Activity Intolerance

After respiratory muscles experience fatigue, it is important to ensure they are rested. Walsh and Crumbie (2007) opine that interventions are aimed at enhancing individual tolerance while also reducing the work of breathing. Patients with COPD frequently experience gradual intolerance to exercise and activity. The COPD care plan that a nurse could adopt in order to deal with a patient’s activity intolerance may entail diagnosing the patient as having insufficient energy to accomplish or endure the various daily activities they are involved in (Qureshi, Sharafkhaneh and Hanania, 2014). These could be related to debilitation and dyspnea as a result of COPD. The goal of a care plan for activity intolerance is to ensure that the patient is in a position to maintain optimal activity levels (Walsh and Crumbie, 2007). In addition, the care plan is intended to enable the patient to pace his/her activities. Moreover, the COPD care plan was intended to allow Tom to plan for the simplification of his daily activities and to enable him to partake in exercise programs or muscle-conditioning exercises at home.
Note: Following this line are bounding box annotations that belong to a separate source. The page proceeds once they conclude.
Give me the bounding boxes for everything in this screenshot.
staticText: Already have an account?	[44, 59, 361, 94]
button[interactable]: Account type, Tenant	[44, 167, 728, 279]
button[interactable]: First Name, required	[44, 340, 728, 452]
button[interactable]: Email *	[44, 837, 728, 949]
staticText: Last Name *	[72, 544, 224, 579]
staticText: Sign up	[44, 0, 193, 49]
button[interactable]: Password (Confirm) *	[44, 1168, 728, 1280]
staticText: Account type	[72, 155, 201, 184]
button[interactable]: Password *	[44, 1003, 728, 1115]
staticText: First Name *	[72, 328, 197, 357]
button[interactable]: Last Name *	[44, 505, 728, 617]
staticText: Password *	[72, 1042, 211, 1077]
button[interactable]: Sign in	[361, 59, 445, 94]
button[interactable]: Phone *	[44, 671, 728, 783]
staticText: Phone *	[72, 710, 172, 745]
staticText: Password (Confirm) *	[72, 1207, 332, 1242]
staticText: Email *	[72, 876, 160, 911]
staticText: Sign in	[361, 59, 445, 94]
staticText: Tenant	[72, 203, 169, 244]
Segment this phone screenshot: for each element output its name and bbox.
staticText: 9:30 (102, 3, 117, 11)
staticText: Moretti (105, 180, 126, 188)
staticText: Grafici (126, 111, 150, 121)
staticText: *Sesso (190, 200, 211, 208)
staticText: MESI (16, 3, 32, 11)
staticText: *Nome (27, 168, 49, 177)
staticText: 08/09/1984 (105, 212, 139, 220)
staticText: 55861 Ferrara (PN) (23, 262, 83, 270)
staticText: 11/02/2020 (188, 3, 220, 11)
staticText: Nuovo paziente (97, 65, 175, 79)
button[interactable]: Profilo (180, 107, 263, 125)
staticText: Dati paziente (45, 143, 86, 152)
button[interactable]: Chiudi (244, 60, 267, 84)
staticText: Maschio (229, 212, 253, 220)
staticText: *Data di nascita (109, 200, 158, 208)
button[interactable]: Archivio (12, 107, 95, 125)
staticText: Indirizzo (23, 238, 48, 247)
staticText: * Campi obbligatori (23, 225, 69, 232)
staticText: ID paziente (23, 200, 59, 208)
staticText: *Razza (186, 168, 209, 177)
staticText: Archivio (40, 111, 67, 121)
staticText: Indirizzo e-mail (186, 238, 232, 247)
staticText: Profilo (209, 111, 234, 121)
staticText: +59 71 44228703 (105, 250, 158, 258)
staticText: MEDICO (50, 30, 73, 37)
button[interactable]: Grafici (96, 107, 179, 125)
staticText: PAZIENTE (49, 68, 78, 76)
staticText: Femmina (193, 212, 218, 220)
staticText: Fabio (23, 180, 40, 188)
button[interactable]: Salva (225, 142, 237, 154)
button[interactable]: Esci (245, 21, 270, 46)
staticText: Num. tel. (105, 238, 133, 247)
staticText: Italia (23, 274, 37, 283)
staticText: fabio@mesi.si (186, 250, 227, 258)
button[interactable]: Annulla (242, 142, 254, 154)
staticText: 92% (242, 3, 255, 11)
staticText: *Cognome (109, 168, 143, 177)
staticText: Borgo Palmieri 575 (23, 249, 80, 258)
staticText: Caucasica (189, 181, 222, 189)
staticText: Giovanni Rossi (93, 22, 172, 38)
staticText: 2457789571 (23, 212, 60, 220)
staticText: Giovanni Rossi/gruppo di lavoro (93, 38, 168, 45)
Nursing education is thus important given its focus on rehabilitative therapies whose goal is to promote patient independence in going about their activities of daily living (Paul and Williams, 2009). To begin with, the nurse started by assessing Tom’s activity tolerance, along with the teaching strategies and limitations in order to enhance the patient’s independent activities of daily living.  The nurse encouraged Tom to partake in specific muscle training and general exercises for conditioning. In this case, specific muscle training was deemed important so that the patient could strengthen his muscles. Given Tom’s condition, the nurse also encouraged the patient to not rush into increasing his level of activities but rather, to increase it gradually. The nurse’s role was also vital in enabling the patient to find a balance between exercising and rest as this is crucial in the regulation of energy and expenditure. Moreover, the nurse was also required to periodically assess the patient’s breathing and sleep patterns.  It may also be necessary to administer inhaled medication as it assists in the dilation of the bronchial airways, thus subsidising the inflammation. Consequently, the patient experiences relief in breathing.  Tom was already on inhaled medication that his previous physician had prescribed. This was 25 mg of spironolactone daily. Levalbuterol MDI was also further prescribed at a rate of two puffs per 4 or 6 hours, as necessary. This was aimed at preventing the occurrence of acute exacerbations.  Irwin and Rippe (2008) report that the use of levalbuterol among patients manifesting with acute exacerbation of COPD leads to a reduction in length of stay and usage. Enhancing activity tolerance breaks a patient’s vicious cycle of reduced activity and isolation, resulting in such desirable benefits as reduced fatigue and dyspnea, enhanced exercise tolerance, enhanced physical activity, and a decrease in the utilisation of health care facilities such as bed (Corhay et al., 2013).


COPD is characterised by high mortality and morbidity rates and is the third leading cause of death in the United States. The burden of disease due to COPD is likely to escalate owing to a rise in the aging population and increased exposure to risk factors. This paper is based on the case study of Tom (not his real name), a 74-year-old male who presented to the ED with shortness of breath and fatigue. The patient’s assessment was done in order to identify the diseases and undertake timely palliative care. An ABCDE Approach and Activities of daily living revealed two patient problems: ineffective breathing patterns and activity intolerance. the nursing intervention was thus deemed appropriate in order to improve the patient’s breathing pattern and normalise respiratory rate. In addition, nursing education was also deemed necessary to promote patient independence in undertaking activities of daily living.